Hunter Biden has agreed to a plea deal with the Department of Justice, but that doesn’t mean the DOJ’s investigation into the president’s son is going to end.
Earlier this week, David Weiss, a U.S. attorney, issued a statement that said the criminal investigation that’s being conducted into Biden is still “ongoing.” Those statements contradict ones made by Chris Clark, Biden’s attorney, on Tuesday of this week.
Clark said that it was his “understanding that the five-year investigation into Hunter is resolved.”
The DOJ confirmed Clark’s statement from earlier this week that Biden will eventually plead guilty to two counts of tax evasion, both of which are classified as misdemeanors. As part of the plea agreement, he’ll also enter a pre-trial diversion program that will address the charge of illegally possessing a firearm, which was the single felony count against him.
The U.S. Attorney’s Office for the District of Delaware didn’t respond to requests for comments from the Daily Caller regarding the discrepancy between the two statements.
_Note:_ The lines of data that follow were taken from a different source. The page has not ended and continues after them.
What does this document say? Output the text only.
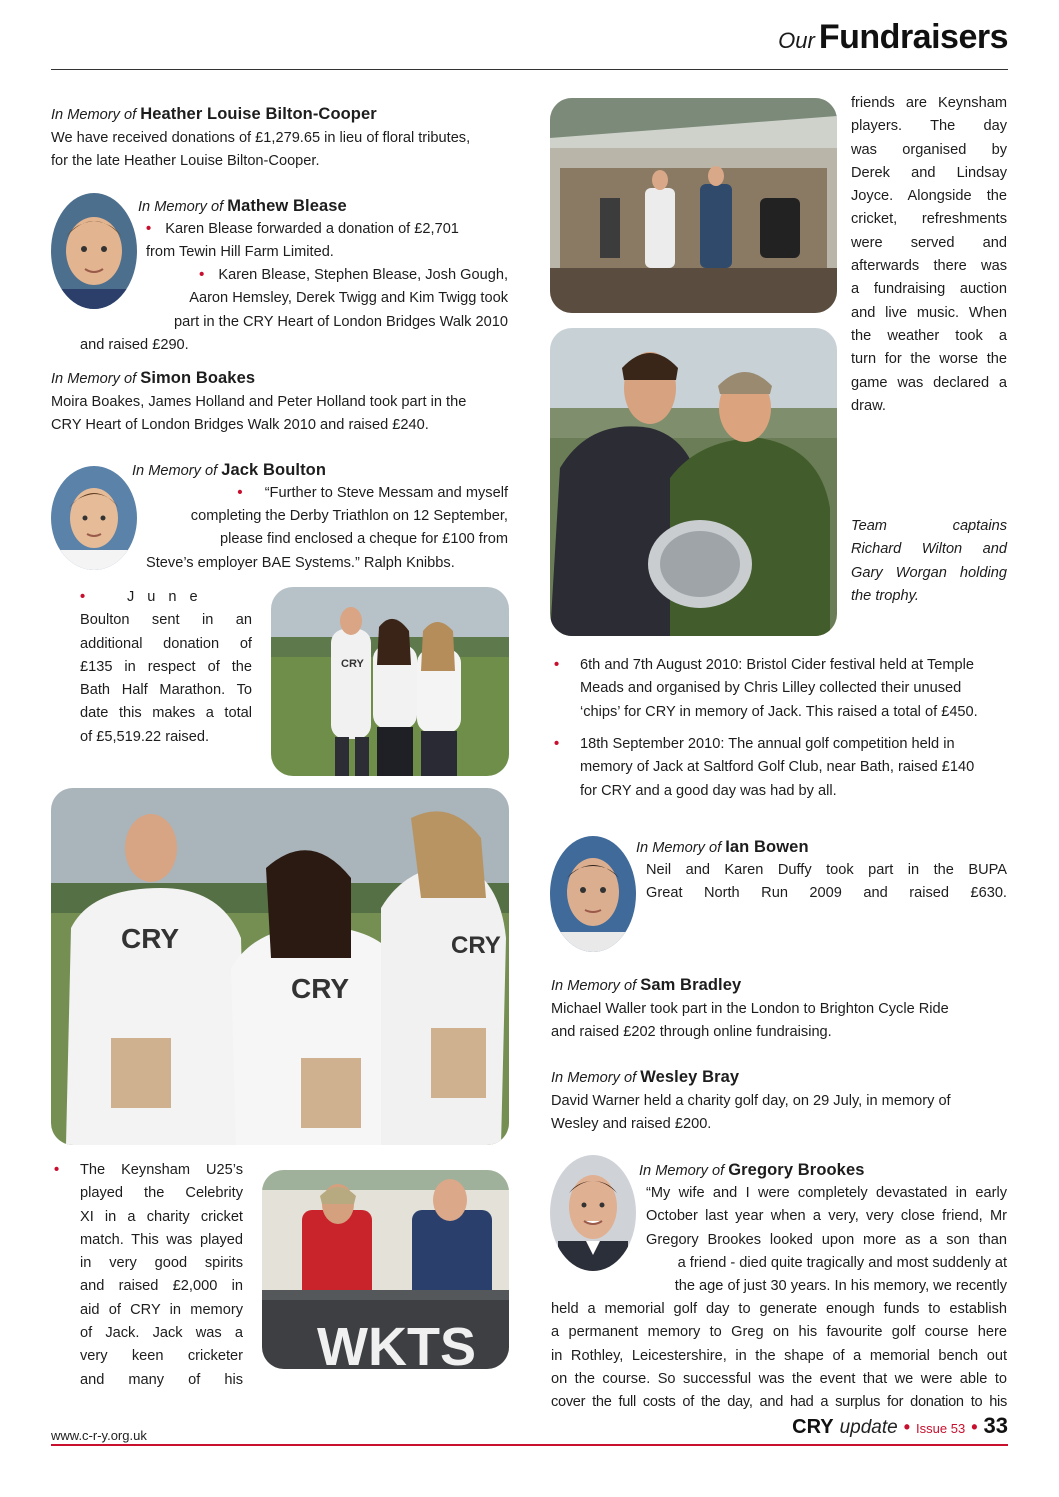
Our Fundraisers
In Memory of Heather Louise Bilton-Cooper
We have received donations of £1,279.65 in lieu of floral tributes,
for the late Heather Louise Bilton-Cooper.
In Memory of Mathew Blease
• Karen Blease forwarded a donation of £2,701
from Tewin Hill Farm Limited.
• Karen Blease, Stephen Blease, Josh Gough,
Aaron Hemsley, Derek Twigg and Kim Twigg took
part in the CRY Heart of London Bridges Walk 2010
and raised £290.
In Memory of Simon Boakes
Moira Boakes, James Holland and Peter Holland took part in the
CRY Heart of London Bridges Walk 2010 and raised £240.
In Memory of Jack Boulton
• “Further to Steve Messam and myself
completing the Derby Triathlon on 12 September,
please find enclosed a cheque for £100 from
Steve’s employer BAE Systems.” Ralph Knibbs.
• June
Boulton sent in an
additional donation of
£135 in respect of the
Bath Half Marathon. To
date this makes a total
of £5,519.22 raised.
CRY
CRY
CRY
CRY
• The Keynsham U25’s
played the Celebrity
XI in a charity cricket
match. This was played
in very good spirits
and raised £2,000 in
aid of CRY in memory
of Jack. Jack was a
very keen cricketer
and many of his
WKTS
friends are Keynsham
players. The day
was organised by
Derek and Lindsay
Joyce. Alongside the
cricket, refreshments
were served and
afterwards there was
a fundraising auction
and live music. When
the weather took a
turn for the worse the
game was declared a
draw.
Team captains
Richard Wilton and
Gary Worgan holding
the trophy.
• 6th and 7th August 2010: Bristol Cider festival held at Temple
Meads and organised by Chris Lilley collected their unused
‘chips’ for CRY in memory of Jack. This raised a total of £450.
• 18th September 2010: The annual golf competition held in
memory of Jack at Saltford Golf Club, near Bath, raised £140
for CRY and a good day was had by all.
In Memory of Ian Bowen
Neil and Karen Duffy took part in the BUPA
Great North Run 2009 and raised £630.
In Memory of Sam Bradley
Michael Waller took part in the London to Brighton Cycle Ride
and raised £202 through online fundraising.
In Memory of Wesley Bray
David Warner held a charity golf day, on 29 July, in memory of
Wesley and raised £200.
In Memory of Gregory Brookes
“My wife and I were completely devastated in early
October last year when a very, very close friend, Mr
Gregory Brookes looked upon more as a son than
a friend - died quite tragically and most suddenly at
the age of just 30 years. In his memory, we recently
held a memorial golf day to generate enough funds to establish
a permanent memory to Greg on his favourite golf course here
in Rothley, Leicestershire, in the shape of a memorial bench out
on the course. So successful was the event that we were able to
cover the full costs of the day, and had a surplus for donation to his
www.c-r-y.org.uk	CRY update • Issue 53 • 33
In the days after the plea deal was announced, politicians on both sides of the aisle naturally had much different reactions to it.
Democrats have said that the deal was proof that the U.S. judicial system is indeed fair, since not even the son of the president is immune from criminal prosecution. They even point to the fact that Weiss was appointed by former President Donald Trump as proof that the investigation was fair and just.
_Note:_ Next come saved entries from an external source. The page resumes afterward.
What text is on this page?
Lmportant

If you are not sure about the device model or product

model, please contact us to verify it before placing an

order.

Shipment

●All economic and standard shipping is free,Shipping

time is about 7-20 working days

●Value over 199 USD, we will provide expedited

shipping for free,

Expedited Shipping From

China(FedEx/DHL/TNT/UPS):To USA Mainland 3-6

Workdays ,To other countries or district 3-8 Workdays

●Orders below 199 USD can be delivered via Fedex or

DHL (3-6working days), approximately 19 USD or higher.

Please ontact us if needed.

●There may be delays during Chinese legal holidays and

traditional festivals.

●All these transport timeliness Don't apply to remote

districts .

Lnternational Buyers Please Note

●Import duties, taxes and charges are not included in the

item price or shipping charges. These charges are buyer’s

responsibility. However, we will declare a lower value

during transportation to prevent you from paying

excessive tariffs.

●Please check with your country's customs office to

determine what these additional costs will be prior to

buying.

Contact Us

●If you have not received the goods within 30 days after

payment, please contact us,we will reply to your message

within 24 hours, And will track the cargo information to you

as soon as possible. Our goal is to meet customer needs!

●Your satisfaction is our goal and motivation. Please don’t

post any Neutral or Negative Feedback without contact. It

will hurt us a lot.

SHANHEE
David Brock, who serves as president of the group Facts First USA – which is a pro-Biden group – commented about this to NBC News:
“The president had a Trump-appointed prosecutor looking at his own son. He certainly had his opportunity to skew the investigation in the other direction, and he didn’t do that. It shows that justice was served.”
At the same time, Republicans have said that the plea deal that was reached in the case reeks of preferential treatment for Hunter Biden, since his charges were downgraded to misdemeanors, and that he won’t serve any time in jail.
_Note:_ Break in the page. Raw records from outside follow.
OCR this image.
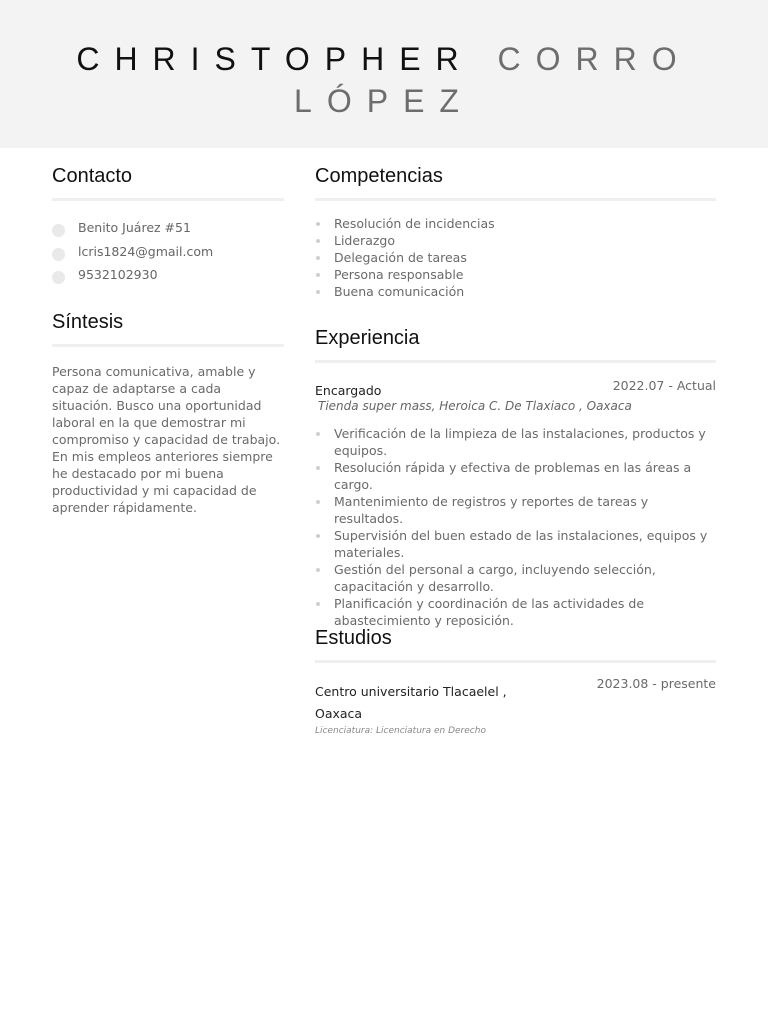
CHRISTOPHER CORRO
LÓPEZ
Contacto
Benito Juárez #51
lcris1824@gmail.com
9532102930
Síntesis

Persona comunicativa, amable y capaz de adaptarse a cada situación. Busco una oportunidad laboral en la que demostrar mi compromiso y capacidad de trabajo. En mis empleos anteriores siempre he destacado por mi buena productividad y mi capacidad de aprender rápidamente.

Competencias
Resolución de incidencias
Liderazgo
Delegación de tareas
Persona responsable
Buena comunicación
Experiencia
Encargado	2022.07 - Actual
Tienda super mass, Heroica C. De Tlaxiaco , Oaxaca
Verificación de la limpieza de las instalaciones, productos y equipos.
Resolución rápida y efectiva de problemas en las áreas a cargo.
Mantenimiento de registros y reportes de tareas y resultados.
Supervisión del buen estado de las instalaciones, equipos y materiales.
Gestión del personal a cargo, incluyendo selección, capacitación y desarrollo.
Planificación y coordinación de las actividades de abastecimiento y reposición.
Estudios
Centro universitario Tlacaelel , Oaxaca
2023.08 - presente
Licenciatura: Licenciatura en Derecho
They point to the fact that Trump – President Joe Biden’s political rival – has been federally indicted on multiple felony charges related to possessing classified documents at his Mar-a-Lago estate in what Republicans say is a politically-charged investigation.
Trump was also indicted on multiple felony charges in New York related to business fraud. While they are state charges and not federal, that investigation was led by a very anti-Trump Democrat.
There are also other criminal investigations still ongoing into Trump’s role in trying to prevent the peaceful transfer of power following the 2020 presidential election, and all of those investigations are being led by Democrats, too.
Following the announcement of the plea deal, Republican Representative James Comer, the chairman of the House Oversight Committee, said the deal was “a slap on the wrist” that wouldn’t slow the investigations Republicans in the House are conducting into Joe Biden and the rest of his family.
He added that the charges against Hunter “reveal a two-tiered system of justice.”